La réforme votée en Argentine a pris soin de préserver le droit des
femmes à une retraite anticipée et, surtout, d'utiliser le même barème
que celui des hommes pour le calcul de leurs droits. En raison de leur
espérance de vie plus longue, un tiers d'entre elles, à capital égal,
recevaient des AFJP des prestations inférieures d'un tiers à celles
versées aux retraités masculins.

L'expérience chilienne apporte, dans ce domaine, un éclairage
pertinent et fournit des exemples précis : une femme médecin qui s'est
tournée vers un fonds de pension en 1981 et a cotisé sans aucune
interruption au taux maximum reçoit une retraite inférieure à 550
euros. Un homme marié ayant cotisé sur les mêmes bases perçoit quant à
lui 945 euros. Si elle avait conservé son régime de retraite par
répartition, comme certaines de ses collègues ont pu le faire, sa
retraite s'élèverait à 1 100 euros. Avant même que la crise n'eût
englouti une grande partie de l'épargne par capitalisation, le
recensement de milliers de cas similaires a montré que les fonds de
pension privés chiliens pénalisent systématiquement les femmes.

Des sommes astronomiques
pour les dirigeants
Le 30 octobre 2008, la direction des retraites du Chili rendait
publics les chiffres des pertes subies par les fonds de pension. En
moins d'un an, celles-ci s'élèvent à 19,8 millions d'euros, soit 26,7
% du capital total. Les fonds plus risqués ont quant à eux essuyé des
pertes de 35 %, voire 45 %. Plus de la moitié des bénéficiaires sont
touchés.

« Les entreprises passent, les gouvernements demeurent. » A l'heure où
les principaux fonds de pension privés sont en faillite, il peut être
opportun de se rappeler cette déclaration de la présidente argentine.
Le cataclysme laisse dans l'angoisse du lendemain les centaines de
milliers de Latino-Américains qui ont confié leur épargne à ces
institutions dans la perspective d'une pension de retraite à vie (4).

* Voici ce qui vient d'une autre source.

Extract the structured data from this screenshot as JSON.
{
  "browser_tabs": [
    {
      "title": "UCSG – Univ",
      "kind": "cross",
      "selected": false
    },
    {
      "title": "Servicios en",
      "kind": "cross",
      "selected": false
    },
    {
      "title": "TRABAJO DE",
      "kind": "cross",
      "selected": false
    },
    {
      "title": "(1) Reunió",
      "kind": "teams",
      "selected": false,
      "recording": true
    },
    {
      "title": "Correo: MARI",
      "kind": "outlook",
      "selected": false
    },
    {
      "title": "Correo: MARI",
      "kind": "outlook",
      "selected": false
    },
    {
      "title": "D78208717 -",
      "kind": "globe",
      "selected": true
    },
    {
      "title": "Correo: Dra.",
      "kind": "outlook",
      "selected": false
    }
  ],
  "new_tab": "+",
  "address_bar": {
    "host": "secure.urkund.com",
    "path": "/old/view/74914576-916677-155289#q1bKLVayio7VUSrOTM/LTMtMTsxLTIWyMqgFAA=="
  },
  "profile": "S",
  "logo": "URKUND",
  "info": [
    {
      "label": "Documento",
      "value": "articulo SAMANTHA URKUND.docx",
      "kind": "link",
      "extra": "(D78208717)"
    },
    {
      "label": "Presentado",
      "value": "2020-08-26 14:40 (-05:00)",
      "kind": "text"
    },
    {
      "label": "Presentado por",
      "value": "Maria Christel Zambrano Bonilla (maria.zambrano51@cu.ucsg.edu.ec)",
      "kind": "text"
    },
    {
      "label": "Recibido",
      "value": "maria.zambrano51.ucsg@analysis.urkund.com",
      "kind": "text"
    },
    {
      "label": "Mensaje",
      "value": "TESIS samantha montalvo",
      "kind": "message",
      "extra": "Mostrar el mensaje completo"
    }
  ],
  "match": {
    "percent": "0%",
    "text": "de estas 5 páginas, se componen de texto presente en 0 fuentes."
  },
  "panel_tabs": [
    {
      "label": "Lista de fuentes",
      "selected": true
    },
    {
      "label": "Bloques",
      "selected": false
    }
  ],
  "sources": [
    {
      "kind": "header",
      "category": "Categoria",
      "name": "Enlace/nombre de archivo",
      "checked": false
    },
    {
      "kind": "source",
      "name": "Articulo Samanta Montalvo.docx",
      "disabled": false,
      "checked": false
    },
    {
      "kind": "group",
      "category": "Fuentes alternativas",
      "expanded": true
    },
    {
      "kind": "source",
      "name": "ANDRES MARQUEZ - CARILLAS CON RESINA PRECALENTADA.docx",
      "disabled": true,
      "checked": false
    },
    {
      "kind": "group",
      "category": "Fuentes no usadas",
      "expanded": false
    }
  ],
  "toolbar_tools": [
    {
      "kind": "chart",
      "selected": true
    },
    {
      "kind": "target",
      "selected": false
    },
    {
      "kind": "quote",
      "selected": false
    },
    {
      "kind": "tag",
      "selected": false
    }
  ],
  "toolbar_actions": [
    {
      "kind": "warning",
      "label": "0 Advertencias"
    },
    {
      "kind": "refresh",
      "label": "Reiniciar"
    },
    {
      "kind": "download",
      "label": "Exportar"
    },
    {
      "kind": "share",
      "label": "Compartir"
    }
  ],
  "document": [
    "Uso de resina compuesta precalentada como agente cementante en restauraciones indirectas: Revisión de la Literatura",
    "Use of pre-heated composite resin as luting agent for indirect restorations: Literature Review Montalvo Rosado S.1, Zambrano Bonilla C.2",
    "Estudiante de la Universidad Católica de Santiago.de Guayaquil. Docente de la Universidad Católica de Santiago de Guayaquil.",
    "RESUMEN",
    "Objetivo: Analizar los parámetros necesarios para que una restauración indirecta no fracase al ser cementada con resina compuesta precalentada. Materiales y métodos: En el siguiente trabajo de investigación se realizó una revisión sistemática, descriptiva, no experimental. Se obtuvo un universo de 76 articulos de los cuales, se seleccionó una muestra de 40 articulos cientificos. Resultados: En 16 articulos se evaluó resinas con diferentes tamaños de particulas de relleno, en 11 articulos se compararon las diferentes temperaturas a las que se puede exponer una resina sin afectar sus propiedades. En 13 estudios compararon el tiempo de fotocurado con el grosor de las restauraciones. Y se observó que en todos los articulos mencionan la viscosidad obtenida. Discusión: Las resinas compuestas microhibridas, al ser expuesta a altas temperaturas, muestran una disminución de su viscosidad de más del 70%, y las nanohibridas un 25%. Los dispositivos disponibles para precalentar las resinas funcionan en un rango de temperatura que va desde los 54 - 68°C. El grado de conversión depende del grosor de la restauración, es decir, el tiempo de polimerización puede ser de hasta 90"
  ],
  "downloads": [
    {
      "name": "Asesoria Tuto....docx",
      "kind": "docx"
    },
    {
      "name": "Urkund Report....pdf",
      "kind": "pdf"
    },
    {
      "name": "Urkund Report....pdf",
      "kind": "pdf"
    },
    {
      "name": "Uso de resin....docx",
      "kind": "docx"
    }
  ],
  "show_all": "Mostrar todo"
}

Les compagnies d'assurance les mieux représentées en Argentine et au
Chili sont aussi celles qui, selon l'expression employée par leurs
dirigeants à l'encontre du gouvernement argentin, ont le plus « spolié
» les épargnants. En un an, Internationale Nederlanden Groep (ING) a
perdu 68,7 % avant d'être en partie nationalisé par le gouvernement
néerlandais qui a injecté plus de 10 milliards d'euros pour tenter de
redresser la société ; les actions de Metropolitan Life Insurance
Company (Metlife) ont chuté de 52,7 %, et celles de Principal de 63,1
%. Ces trois sociétés concentrent plus de 40 % des deux cent
quatre-vingt mille pensions de retraite actuellement payées par le
régime privé chilien.

L'Etat continue pour sa part de verser sept cent quatre-vingt-seize
mille pensions dans le cadre de l'ancien régime par répartition (5),
tandis que cinq cent trente-trois mille personnes perçoivent
l'allocation publique de solidarité. Au total, trois adultes sur
quatre reçoivent des pensions publiques.

En Argentine, la publication des montants astronomiques que les
dirigeants des AFJP et des compagnies d'assurance s'octroyaient, alors
même qu'ils jouaient l'épargne des déposants au grand casino de la
finance internationale, a soulevé l'indignation. Sur une période de
quatorze années, plus d'un tiers des 12 milliards de dollars (9,5
milliards d'euros) de rétributions pour « prestations de services »
ont été destinés aux salaires des principaux dirigeants, tandis que
les commissions versées aux directeurs commerciaux constituaient le
deuxième poste de dépenses. La situation est similaire au Chili.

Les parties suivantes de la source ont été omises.